None of us plans to get stranded in a snowstorm or lost at sea, but we do sometimes, both literally and figuratively. Sometimes all it takes is a missed exit to launch us into a world we cannot know and aren’t prepared for. I know full well that we can’t plan against surprise and that sometimes all the technology in the world can’t save us, but I’m not one to go down without a fight and one boatload of research behind me about what will increase my odds.
In this age of technology, it’s so easy to discount nature. We seem to be so on top of it, most times. Forecasting it and shielding ourselves from it with great efficiency. But I know from my experience in a typhoon on a big, big ocean and from the Asian Tsunami and earthquakes and Hurricane Katrina that Nature is way bigger than we are. We do what we can.

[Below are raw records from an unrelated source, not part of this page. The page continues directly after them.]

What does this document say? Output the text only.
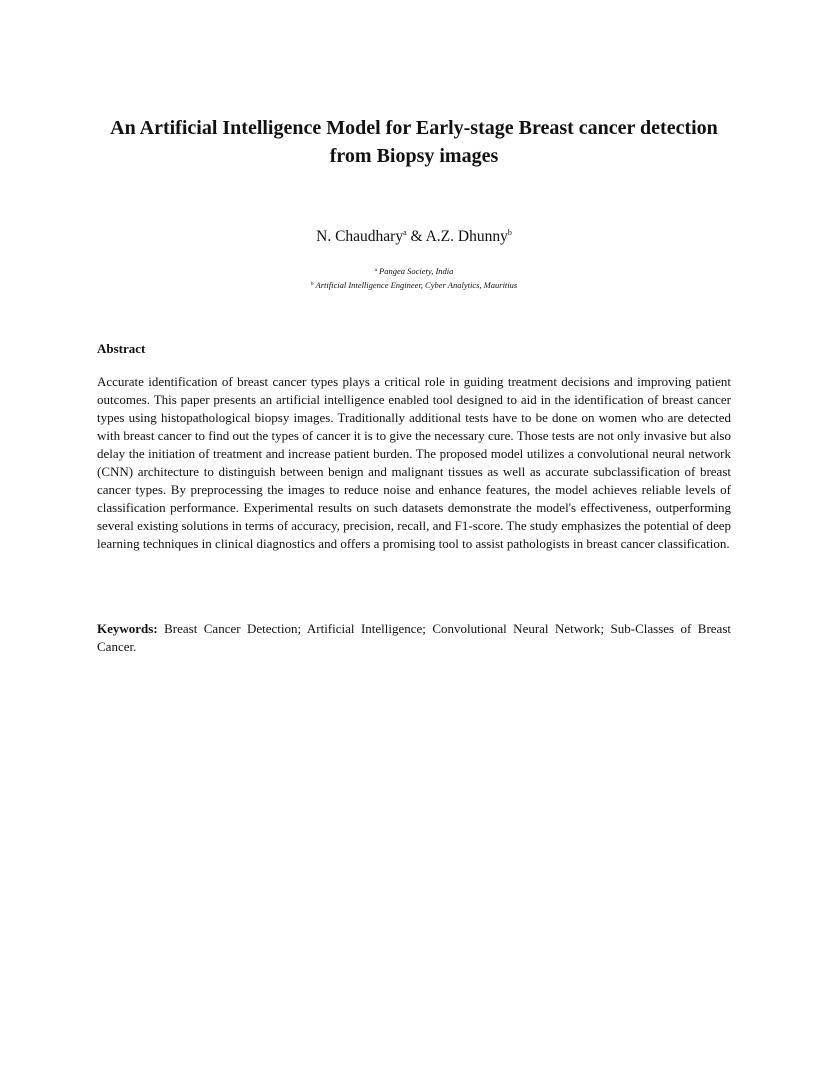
An Artificial Intelligence Model for Early-stage Breast cancer detection
from Biopsy images
N. Chaudhary$^a$ & A.Z. Dhunny$^b$
$^a$ Pangea Society, India
$^b$ Artificial Intelligence Engineer, Cyber Analytics, Mauritius
Abstract

Accurate identification of breast cancer types plays a critical role in guiding treatment decisions and improving patient outcomes. This paper presents an artificial intelligence enabled tool designed to aid in the identification of breast cancer types using histopathological biopsy images. Traditionally additional tests have to be done on women who are detected with breast cancer to find out the types of cancer it is to give the necessary cure. Those tests are not only invasive but also delay the initiation of treatment and increase patient burden. The proposed model utilizes a convolutional neural network (CNN) architecture to distinguish between benign and malignant tissues as well as accurate subclassification of breast cancer types. By preprocessing the images to reduce noise and enhance features, the model achieves reliable levels of classification performance. Experimental results on such datasets demonstrate the model's effectiveness, outperforming several existing solutions in terms of accuracy, precision, recall, and F1-score. The study emphasizes the potential of deep learning techniques in clinical diagnostics and offers a promising tool to assist pathologists in breast cancer classification.

Keywords: Breast Cancer Detection; Artificial Intelligence; Convolutional Neural Network; Sub-Classes of Breast Cancer.
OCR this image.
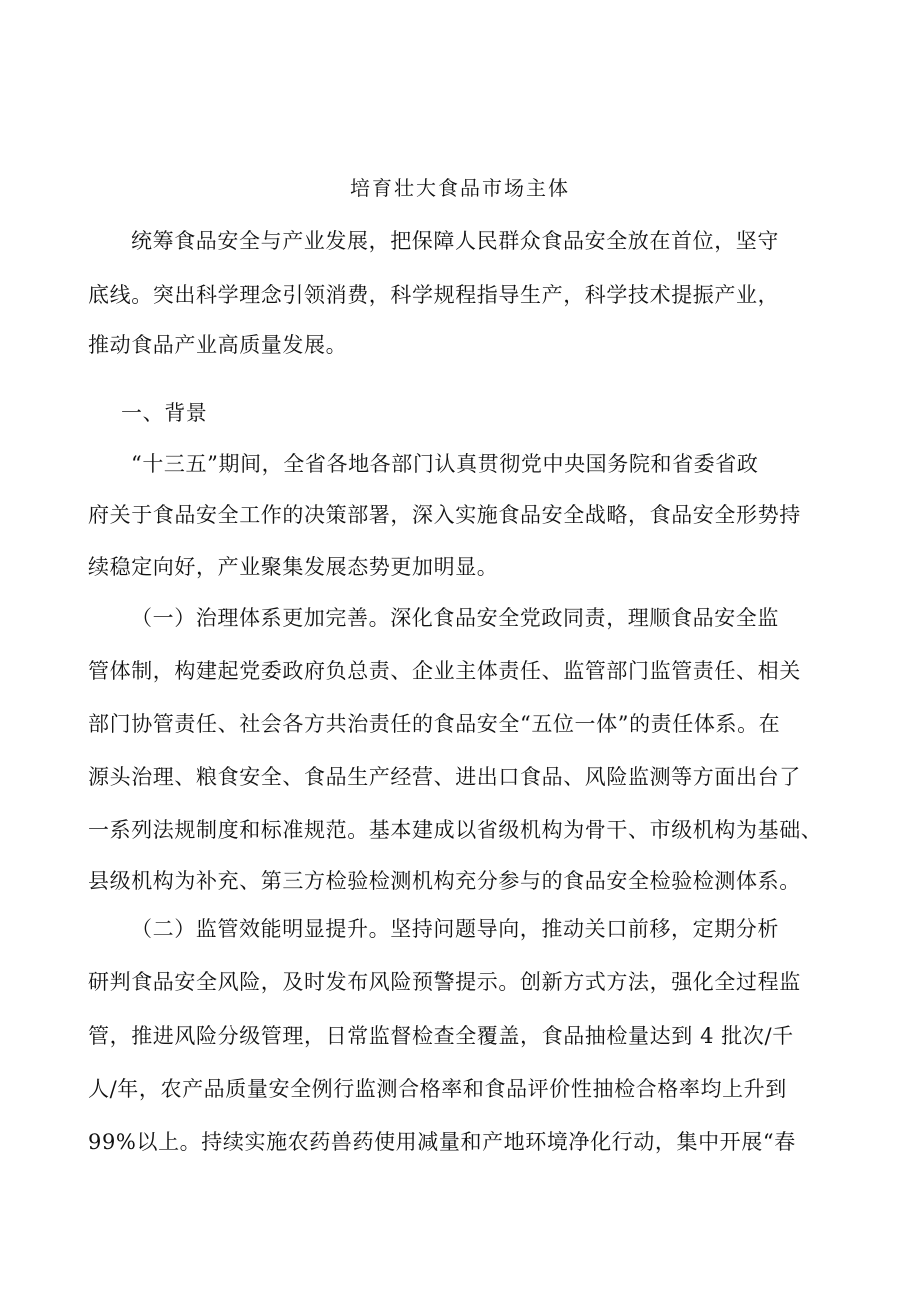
培育壮大食品市场主体
统筹食品安全与产业发展，把保障人民群众食品安全放在首位，坚守
底线。突出科学理念引领消费，科学规程指导生产，科学技术提振产业，
推动食品产业高质量发展。
一、背景
“十三五”期间，全省各地各部门认真贯彻党中央国务院和省委省政
府关于食品安全工作的决策部署，深入实施食品安全战略，食品安全形势持
续稳定向好，产业聚集发展态势更加明显。
（一）治理体系更加完善。深化食品安全党政同责，理顺食品安全监
管体制，构建起党委政府负总责、企业主体责任、监管部门监管责任、相关
部门协管责任、社会各方共治责任的食品安全“五位一体”的责任体系。在
源头治理、粮食安全、食品生产经营、进出口食品、风险监测等方面出台了
一系列法规制度和标准规范。基本建成以省级机构为骨干、市级机构为基础、
县级机构为补充、第三方检验检测机构充分参与的食品安全检验检测体系。
（二）监管效能明显提升。坚持问题导向，推动关口前移，定期分析
研判食品安全风险，及时发布风险预警提示。创新方式方法，强化全过程监
管，推进风险分级管理，日常监督检查全覆盖，食品抽检量达到 4 批次/千
人/年，农产品质量安全例行监测合格率和食品评价性抽检合格率均上升到
99%以上。持续实施农药兽药使用减量和产地环境净化行动，集中开展“春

~*~ 37 Days: Do it Now Challenge ~*~
I know in the days to come, we will be overrun with helpful lists of things to save us in the kind of emergency situation in which this family found themselves, out for a Thanksgiving trip and then facing death. And I know that we will be vigilant for a time, then not. But one writer has put together one of the best such lists I’ve seen and I hope you’ll read his whole essay and take heed. Numbers 3-6 on his list are the same: Always stay with your vehicle.
I know we can ultimately do very little in the face of the universe, nature, fate, life, and I’m fairly certain that I won’t be saved by carrying a heavy hardback copy of William Gaddis’ The Recognitions with its 1000+ pages and some dust masks and a flashlight if terrorists are intent on killing me or if I’m attacked by a wild bear, but I’ve grown to love you, dear readers, so just to ease my mind so I won’t have to resort to Xanax, won’t you create an emergency kit this week, one for your car, one for home, one for work, take an emergency preparedness class from your local Red Cross, and always—always—always—stay with your vehicle.
I hope the Kim family can find some peace, somehow, sometime. And I hope you never, ever, ever need your kit.